Não será decerto a
memória de um pôr-do-sol a última cor na minha mente. As cores vivas a bailarem
num céu outrora desprovido da mais quente de todas as emoções. O beijo suave
dos raios finais de um dia repleto de incidentes e mistérios. Não será decerto
essa a memória cortante no meu peito, a rasgar pela pele e a libertar-se do meu
corpo com uma explosão sacrificial. Ou talvez seja essa a imagem nos meus olhos
escuros. A imagem de um sol para lá de um horizonte perdido, para lá de um mar
escuro e das possibilidades embarcadas no navio inquebrável.
O espírito mudo, vive
onde nunca outro melodramático pesadelo viveria, no país longínquo da saudade, da
dolorosa paixão após ser despida das suas cores. Num perfeito mundo, a loucura
deixaria a alma sossegada no seu canto, no seu para sempre paraíso. Num mundo
perfeito, a pequena não cairia no buraco, a borboleta não perderia a força, o
mar não bateria violentamente nos rochedos. Num mundo desprovido de dor, de maléficas
populações com as suas deprimentes ações, tudo pareceria um pouco mais usual,
mais quieto, porque a verdade não existira. Como poderia existir verdade se a
mentira não a chamava? Se só existisse um lado do mundo, uma versão dos
eventos, uma poção para todas as causas, nenhuma doença viveria, a degradação
morreria, a morte não seria se não a mudança.
Esse mundo, por mais
apelativo que possa soar, não passa de uma construção metal da vontade dos
seres humanos quando buscam a solução para os problemas. Nem mesmo a minha
memória de um pôr-do-sol carismático poderá sobrepor-se á minha busca pela
perfeição. Se não buscássemos o que, maioritariamente, não conseguimos alcançar,
os nossos restantes sonhos não passariam de pesadelos.

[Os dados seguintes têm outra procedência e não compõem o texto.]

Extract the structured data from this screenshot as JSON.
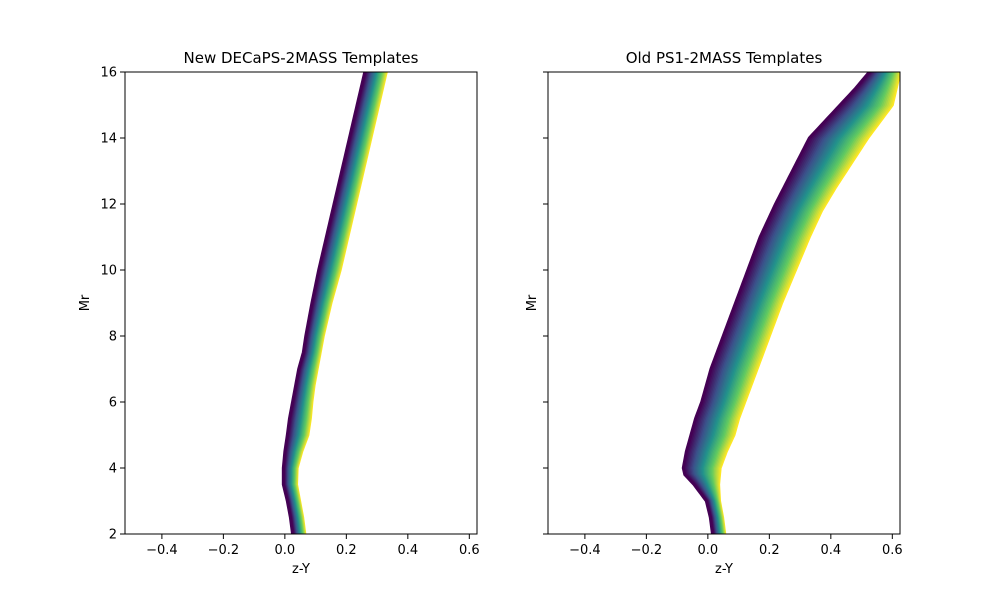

É a nossa fé na vitória
que nos leva a lutar pelos objetivos, por mais dementes que venham a ser, por
mais mortais e por mais imperfeitos que sejam os dias. E o toque, a lâmina fria
a penetrar na minha alma, aquela batalha interior que todas as malditas noites
tenho com a minha alma, nada me poderia preparar para o novo dia, nada me
poderia fazer desistir da loucura.
Um golpe no meu consciente,
não mais louvável, deixa as minhas forças longe do recuperável num segundo. A
voz dos raios de sol leva a memória para um distante passado nos confins da
minha indeterminada mente. Não será decerto a memória de um pôr-do-sol a última
cor na minha mente. E um sorriso seria pedir demais a um espírito para além do
meu alcance. O espírito mudo, só após uma conquista, desiludido com o mundo
imperfeito, atento à melodia cristalina de um vento nórdico. Louvados sejam os
anjos a ligarem a pele rasgada e a untarem o bálsamo nas minhas feridas. Não
será decerto a memória desse ardente pôr-do-sol a reinar a minha confusa mente.